Towards Optimal Feature-Shaping Methods for Out-of-Distribution Detection
Qinyu Zhao, Ming Xu, Kartik Gupta, Akshay Asthana, Liang Zheng, Stephen Gould
TL;DR
This work addresses the fragility of state-of-the-art feature-shaping methods for out-of-distribution detection across diverse models. It introduces a general optimization framework for shaping penultimate features and derives a concrete piecewise-constant reshaping that explains how existing methods operate, while also providing a novel ID-data-only solution with a closed-form. Empirically, the proposed ID-only shaping method generalizes robustly across backbones (ConvNets, ViT, MLP) and datasets, outperforming many baselines and maintaining gains where previous methods fail. The approach offers a practical, architecture-agnostic pathway to improve OOD detection in real-world systems by leveraging only in-distribution data for tuning and inference-time feature reshaping.
Abstract
Feature shaping refers to a family of methods that exhibit state-of-the-art performance for out-of-distribution (OOD) detection.
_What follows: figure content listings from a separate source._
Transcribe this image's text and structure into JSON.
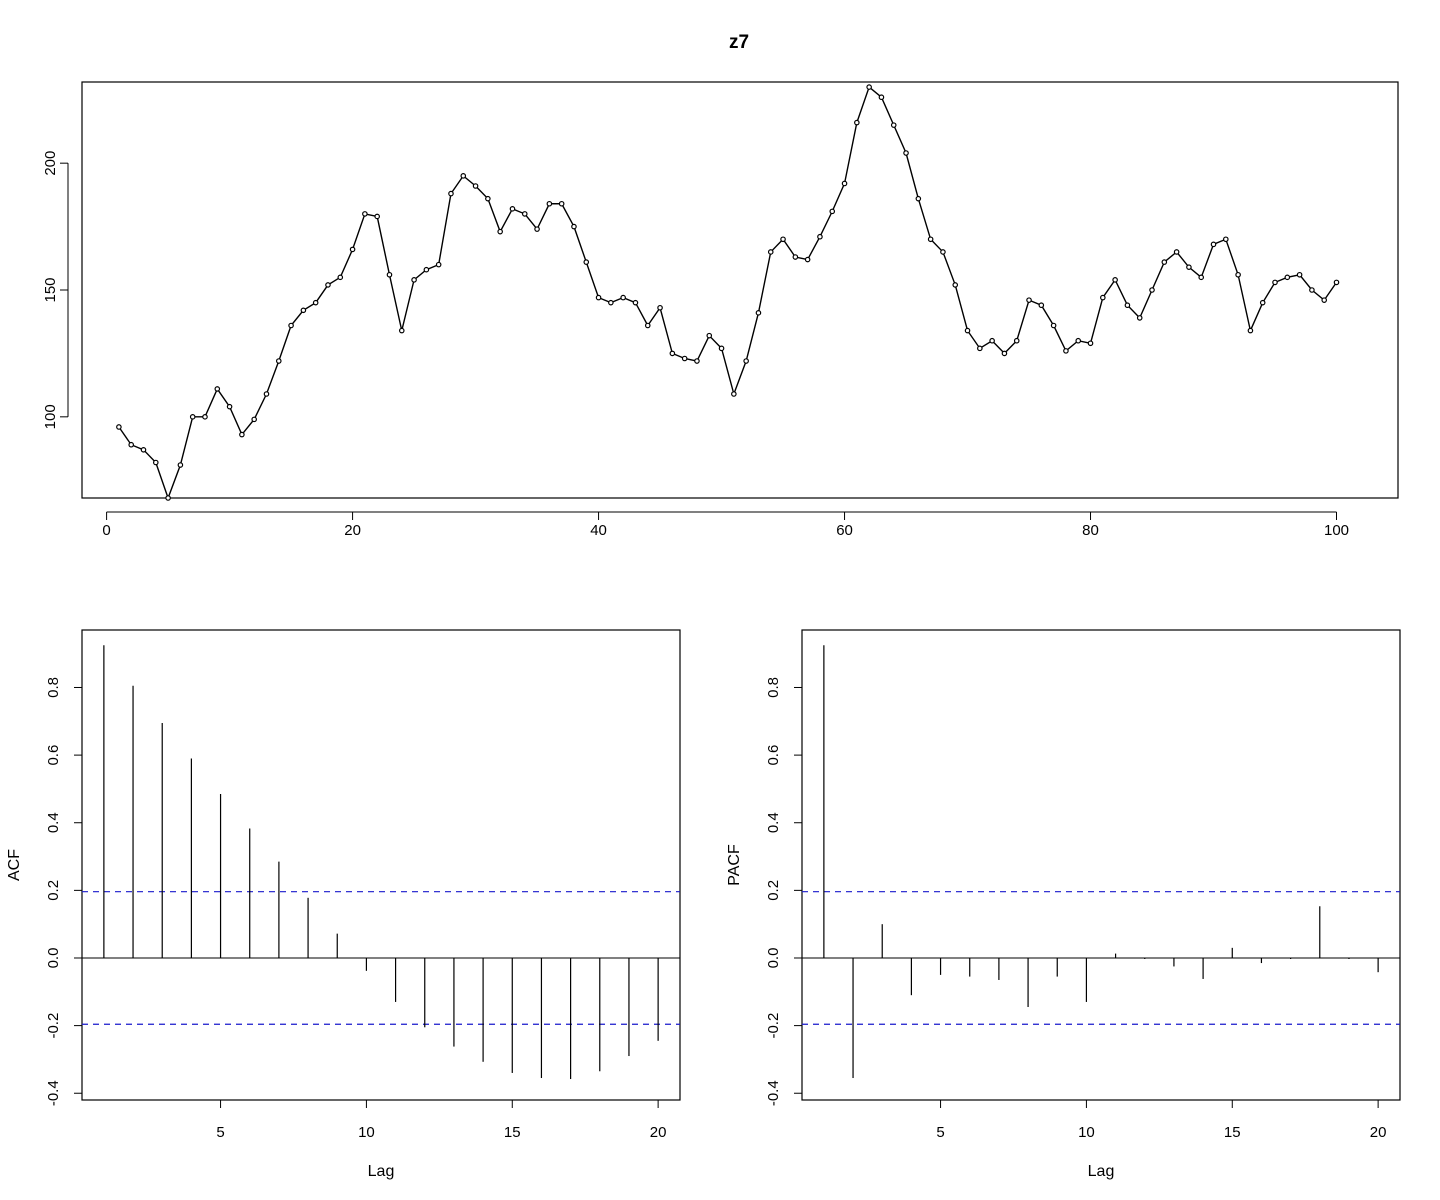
{
  "chart_data": [
    {
      "type": "line",
      "title": "z7",
      "xlabel": "",
      "ylabel": "",
      "xlim": [
        -2,
        105
      ],
      "ylim": [
        68,
        232
      ],
      "x_ticks": [
        0,
        20,
        40,
        60,
        80,
        100
      ],
      "y_ticks": [
        100,
        150,
        200
      ],
      "markers": "open-circle",
      "grid": false,
      "x": [
        1,
        2,
        3,
        4,
        5,
        6,
        7,
        8,
        9,
        10,
        11,
        12,
        13,
        14,
        15,
        16,
        17,
        18,
        19,
        20,
        21,
        22,
        23,
        24,
        25,
        26,
        27,
        28,
        29,
        30,
        31,
        32,
        33,
        34,
        35,
        36,
        37,
        38,
        39,
        40,
        41,
        42,
        43,
        44,
        45,
        46,
        47,
        48,
        49,
        50,
        51,
        52,
        53,
        54,
        55,
        56,
        57,
        58,
        59,
        60,
        61,
        62,
        63,
        64,
        65,
        66,
        67,
        68,
        69,
        70,
        71,
        72,
        73,
        74,
        75,
        76,
        77,
        78,
        79,
        80,
        81,
        82,
        83,
        84,
        85,
        86,
        87,
        88,
        89,
        90,
        91,
        92,
        93,
        94,
        95,
        96,
        97,
        98,
        99,
        100
      ],
      "values": [
        96,
        89,
        87,
        82,
        68,
        81,
        100,
        100,
        111,
        104,
        93,
        99,
        109,
        122,
        136,
        142,
        145,
        152,
        155,
        166,
        180,
        179,
        156,
        134,
        154,
        158,
        160,
        188,
        195,
        191,
        186,
        173,
        182,
        180,
        174,
        184,
        184,
        175,
        161,
        147,
        145,
        147,
        145,
        136,
        143,
        125,
        123,
        122,
        132,
        127,
        109,
        122,
        141,
        165,
        170,
        163,
        162,
        171,
        181,
        192,
        216,
        230,
        226,
        215,
        204,
        186,
        170,
        165,
        152,
        134,
        127,
        130,
        125,
        130,
        146,
        144,
        136,
        126,
        130,
        129,
        147,
        154,
        144,
        139,
        150,
        161,
        165,
        159,
        155,
        168,
        170,
        156,
        134,
        145,
        153,
        155,
        156,
        150,
        146,
        153
      ]
    },
    {
      "type": "bar",
      "title": "",
      "xlabel": "Lag",
      "ylabel": "ACF",
      "xlim": [
        0.25,
        20.75
      ],
      "ylim": [
        -0.42,
        0.97
      ],
      "x_ticks": [
        5,
        10,
        15,
        20
      ],
      "y_ticks": [
        "-0.4",
        "-0.2",
        "0.0",
        "0.2",
        "0.4",
        "0.6",
        "0.8"
      ],
      "categories": [
        1,
        2,
        3,
        4,
        5,
        6,
        7,
        8,
        9,
        10,
        11,
        12,
        13,
        14,
        15,
        16,
        17,
        18,
        19,
        20
      ],
      "values": [
        0.925,
        0.805,
        0.695,
        0.59,
        0.485,
        0.383,
        0.285,
        0.178,
        0.072,
        -0.038,
        -0.13,
        -0.205,
        -0.262,
        -0.307,
        -0.34,
        -0.355,
        -0.358,
        -0.335,
        -0.29,
        -0.245
      ],
      "confidence_band": 0.196,
      "band_color": "#1a1acc",
      "grid": false
    },
    {
      "type": "bar",
      "title": "",
      "xlabel": "Lag",
      "ylabel": "PACF",
      "xlim": [
        0.25,
        20.75
      ],
      "ylim": [
        -0.42,
        0.97
      ],
      "x_ticks": [
        5,
        10,
        15,
        20
      ],
      "y_ticks": [
        "-0.4",
        "-0.2",
        "0.0",
        "0.2",
        "0.4",
        "0.6",
        "0.8"
      ],
      "categories": [
        1,
        2,
        3,
        4,
        5,
        6,
        7,
        8,
        9,
        10,
        11,
        12,
        13,
        14,
        15,
        16,
        17,
        18,
        19,
        20
      ],
      "values": [
        0.925,
        -0.355,
        0.1,
        -0.11,
        -0.05,
        -0.055,
        -0.065,
        -0.145,
        -0.055,
        -0.13,
        0.013,
        -0.003,
        -0.025,
        -0.062,
        0.03,
        -0.015,
        -0.003,
        0.153,
        -0.003,
        -0.042
      ],
      "confidence_band": 0.196,
      "band_color": "#1a1acc",
      "grid": false
    }
  ]
}
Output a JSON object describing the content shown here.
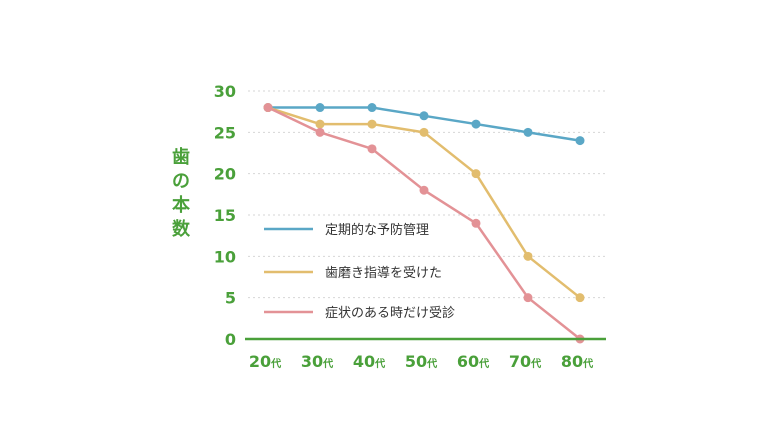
{
  "chart_data": {
    "type": "line",
    "ylabel": "歯の本数",
    "x_tick_labels": [
      {
        "num": "20",
        "suffix": "代"
      },
      {
        "num": "30",
        "suffix": "代"
      },
      {
        "num": "40",
        "suffix": "代"
      },
      {
        "num": "50",
        "suffix": "代"
      },
      {
        "num": "60",
        "suffix": "代"
      },
      {
        "num": "70",
        "suffix": "代"
      },
      {
        "num": "80",
        "suffix": "代"
      }
    ],
    "y_ticks": [
      "0",
      "5",
      "10",
      "15",
      "20",
      "25",
      "30"
    ],
    "ylim": [
      0,
      30
    ],
    "grid": "horizontal dotted",
    "legend_placement": "inside-left",
    "series": [
      {
        "name": "定期的な予防管理",
        "color": "#5aa7c6",
        "values": [
          28,
          28,
          28,
          27,
          26,
          25,
          24
        ]
      },
      {
        "name": "歯磨き指導を受けた",
        "color": "#e2bd6e",
        "values": [
          28,
          26,
          26,
          25,
          20,
          10,
          5
        ]
      },
      {
        "name": "症状のある時だけ受診",
        "color": "#e39296",
        "values": [
          28,
          25,
          23,
          18,
          14,
          5,
          0
        ]
      }
    ],
    "axis_color": "#4aa03a"
  }
}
These approaches manipulate the feature representation, typically from the penultimate layer of a pre-trained deep learning model, so as to better differentiate between in-distribution (ID) and OOD samples. However, existing feature-shaping methods usually employ rules manually designed for specific model architectures and OOD datasets, which consequently limit their generalization ability. To address this gap, we first formulate an abstract optimization framework for studying feature-shaping methods. We then propose a concrete reduction of the framework with a simple piecewise constant shaping function and show that existing feature-shaping methods approximate the optimal solution to the concrete optimization problem. Further, assuming that OOD data is inaccessible, we propose a formulation that yields a closed-form solution for the piecewise constant shaping function, utilizing solely the ID data. Through extensive experiments, we show that the feature-shaping function optimized by our method improves the generalization ability of OOD detection across a large variety of datasets and model architectures.